So my husband and I celebrated our 6th year anniversary at the end of August. So for a whole two months I've been thinking about this post. I was going to write something along the lines of "Six Thoughts On Our Six Years of Marriage" to go along with the 5 thoughts I did last year. I tried to think of 6 new insightful thoughts but when I came down to it, I drew a blank. Who am I kidding? I'm still learning and relearning the 5 that I wrote about last year. I do have one thought though. As I reminisce and ruminate upon the last 6 years of marriage there is one thing that I've come to realize.
Marriage is the sum of many parts.
Looking back to my pre-marriage days, I realize so much of how I perceived marriage was shaped by songs, movies, and TV. Now when I watch dramas, rom coms, and Korean dramas, don't get me wrong I still love all of the above, but now that I've been married for 6 years, I can't help but snicker a bit on how love is portrayed. In the media, love is always depicted as something that takes over you, something that you cannot control. It's the driving force of love that leads people to abandon reason and do crazy things i.e. fall in love with someone your family detests, leave a life of comfort and luxury, be willing to face unbelievable hardship to be with that person etc. Once they are together and married, the story ends. I remember wondering before I got married, "What does the story look like afterwards? If love is a force that overtakes you and causes you to sacrifice your needs and desires for the happiness of the other person, what happens when all that emotion, passion, and that driving force runs out? Is love enough to carry you through a lifetime together?" Now that I have been married for six years, which I think is still just the tip of the iceberg in the grander scheme of things, I can't help but think my idea of love has completely changed.
What makes a marriage is the sum of countless decisions ranging from the significant to the menial and the mundane. It's many moments of choosing to love at the end of the night when all you want to do is pass out, choosing to forgive when he/she forgets to throw out their cola can (him) or refill the toilet paper (me), choosing not to yell when there's socks on the floor, choosing to respect your spouse's decision and support him/her even though you disagree, choosing to say what you want to say (but not the way you said it in your head) and choosing to let him have a night off (me), or let her sleep in, while you take the brunt of the morning routine (him), you choose to love that person in this way, day in and day out. Now, I know there are things that are beyond one's control that can affect a marriage. I'm not saying that ball is always in your court, everyone's situation is different, but in my experience I realize there is a lot of room to choose. And choosing one way vs another over time, changes the dynamic, scope, depth and strength of a marriage. And it's that choice or commitment on a moment to moment, to a day to day basis that perpetuates and fuels love.
Love becomes an outcome instead of a motivator.
I remember before I was married I would find people saying things like "I love my wife/husband more than when we were first married!" It puzzled me as to how that would be the case.
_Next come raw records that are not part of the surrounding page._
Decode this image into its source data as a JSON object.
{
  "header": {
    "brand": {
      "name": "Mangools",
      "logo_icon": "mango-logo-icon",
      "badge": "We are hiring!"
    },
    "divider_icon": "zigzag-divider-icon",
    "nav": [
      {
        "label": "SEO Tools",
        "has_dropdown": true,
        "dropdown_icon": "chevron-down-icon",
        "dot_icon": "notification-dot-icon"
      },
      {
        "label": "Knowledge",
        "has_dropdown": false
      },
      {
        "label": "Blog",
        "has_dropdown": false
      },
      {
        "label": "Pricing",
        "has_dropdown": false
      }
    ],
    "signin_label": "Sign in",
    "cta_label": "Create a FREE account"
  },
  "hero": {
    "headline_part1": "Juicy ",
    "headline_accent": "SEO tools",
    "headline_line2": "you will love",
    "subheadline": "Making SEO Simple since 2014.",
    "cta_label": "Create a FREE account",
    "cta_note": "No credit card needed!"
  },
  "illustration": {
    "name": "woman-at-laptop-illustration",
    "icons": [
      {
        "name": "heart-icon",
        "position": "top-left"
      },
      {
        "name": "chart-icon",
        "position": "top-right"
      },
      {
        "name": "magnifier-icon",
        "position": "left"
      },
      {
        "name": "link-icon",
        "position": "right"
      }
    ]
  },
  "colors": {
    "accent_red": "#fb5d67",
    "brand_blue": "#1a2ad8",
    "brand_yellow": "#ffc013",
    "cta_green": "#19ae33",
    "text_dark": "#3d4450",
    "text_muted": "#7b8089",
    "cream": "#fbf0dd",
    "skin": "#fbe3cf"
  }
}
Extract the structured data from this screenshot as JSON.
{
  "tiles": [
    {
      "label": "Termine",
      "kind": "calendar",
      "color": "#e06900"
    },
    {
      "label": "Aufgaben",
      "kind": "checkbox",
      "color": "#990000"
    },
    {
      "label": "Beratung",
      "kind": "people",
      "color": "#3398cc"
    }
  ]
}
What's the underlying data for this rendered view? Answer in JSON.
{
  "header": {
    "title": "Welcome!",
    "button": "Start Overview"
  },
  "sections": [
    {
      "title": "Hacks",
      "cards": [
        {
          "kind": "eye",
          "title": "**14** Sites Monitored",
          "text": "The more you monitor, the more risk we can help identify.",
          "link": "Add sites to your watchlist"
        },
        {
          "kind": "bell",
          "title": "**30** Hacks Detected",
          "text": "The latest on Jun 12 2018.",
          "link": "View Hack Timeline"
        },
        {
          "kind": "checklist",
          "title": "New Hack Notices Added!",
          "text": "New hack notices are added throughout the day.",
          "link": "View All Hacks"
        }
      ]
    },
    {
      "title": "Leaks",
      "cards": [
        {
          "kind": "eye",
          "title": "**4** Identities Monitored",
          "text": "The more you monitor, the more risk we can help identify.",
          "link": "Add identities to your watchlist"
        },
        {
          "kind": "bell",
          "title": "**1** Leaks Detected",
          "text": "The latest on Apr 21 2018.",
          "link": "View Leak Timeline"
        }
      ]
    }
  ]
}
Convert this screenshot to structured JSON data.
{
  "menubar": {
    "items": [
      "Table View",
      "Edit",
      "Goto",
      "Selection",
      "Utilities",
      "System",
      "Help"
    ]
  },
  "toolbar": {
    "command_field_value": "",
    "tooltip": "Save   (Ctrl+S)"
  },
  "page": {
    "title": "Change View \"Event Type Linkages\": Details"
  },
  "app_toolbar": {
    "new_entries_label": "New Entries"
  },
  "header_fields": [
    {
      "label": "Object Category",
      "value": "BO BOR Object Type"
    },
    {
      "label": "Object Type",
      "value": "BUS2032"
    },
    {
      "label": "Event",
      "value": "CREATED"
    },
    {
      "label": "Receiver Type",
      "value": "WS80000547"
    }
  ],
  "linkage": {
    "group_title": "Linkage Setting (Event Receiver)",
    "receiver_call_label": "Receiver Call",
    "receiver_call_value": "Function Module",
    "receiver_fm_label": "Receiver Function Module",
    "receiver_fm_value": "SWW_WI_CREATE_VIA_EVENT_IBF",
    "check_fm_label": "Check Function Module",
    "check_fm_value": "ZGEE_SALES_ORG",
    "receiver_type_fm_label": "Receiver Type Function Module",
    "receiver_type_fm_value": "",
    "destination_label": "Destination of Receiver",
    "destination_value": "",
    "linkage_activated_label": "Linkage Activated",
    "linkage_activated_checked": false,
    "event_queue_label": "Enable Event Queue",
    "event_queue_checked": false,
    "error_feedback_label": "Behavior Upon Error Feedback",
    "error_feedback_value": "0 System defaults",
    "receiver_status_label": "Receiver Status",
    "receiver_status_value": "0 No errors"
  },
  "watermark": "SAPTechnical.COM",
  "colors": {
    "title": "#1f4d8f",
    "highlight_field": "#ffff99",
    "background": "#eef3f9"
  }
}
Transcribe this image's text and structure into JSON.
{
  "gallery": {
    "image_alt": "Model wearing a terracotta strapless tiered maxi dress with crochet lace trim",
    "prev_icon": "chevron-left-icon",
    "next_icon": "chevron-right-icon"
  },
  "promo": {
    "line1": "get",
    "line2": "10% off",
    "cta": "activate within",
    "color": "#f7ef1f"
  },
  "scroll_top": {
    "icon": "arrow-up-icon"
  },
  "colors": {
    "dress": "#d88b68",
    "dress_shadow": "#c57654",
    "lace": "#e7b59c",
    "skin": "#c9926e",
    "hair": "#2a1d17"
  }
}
They might as well have been Calculus experts explaining Fubini's theorem, I accept it as true, but have absolutely no idea as to how ... After 6 years of married though, I understand.
If anything happened to my husband on the eve of our marriage would I be able to move on? It would be incredibly painful but over time I think I would have been able to. At the time, I had my own identity and I knew who I was apart from him. Over the years however, we've shared so much of ourselves, so many experiences, slowly it's hard to know an identity apart from being his wife and sharing a life with him. I would have scoffed at the idea before I was married thinking, "I'll always know who I am apart from being someone's wife." but over time I can see how that can be hard and as time passes, love is not just something that fuels the marriage. Over time in receiving that person's love, in the form of daily choices, that in turn perpetuates love.
Before marriage, much of my love was based on his attributes, everything from the tangible to the visceral qualities, that I couldn't quite pin point, but all the more drew me to him. Now, though I still love the many aspects of his personality and his character, so much of my love for him is perpetuated by the daily love I receive. Love starts to take a different form, from emotions to passions to a quiet force that blurs the lines between where you start and where he begins, where that person ends up making, shaping, and forming so much of you, where you can't imagine a world apart from your other half. And it's that love, in the form of daily choices, daily decisions in a commitment to love, the melding and shaping of identities, that trumps all the love you could have ever felt on your the wedding day. It's the sum of the many parts of the marriage that fuels and perpetuates the love from your nuptials till death do you part.
So that's what I'm realizing at year 6.. maybe next year I'll have 7 insightful novel ideas on the matter, but for now I'm learning and chewing on this fact.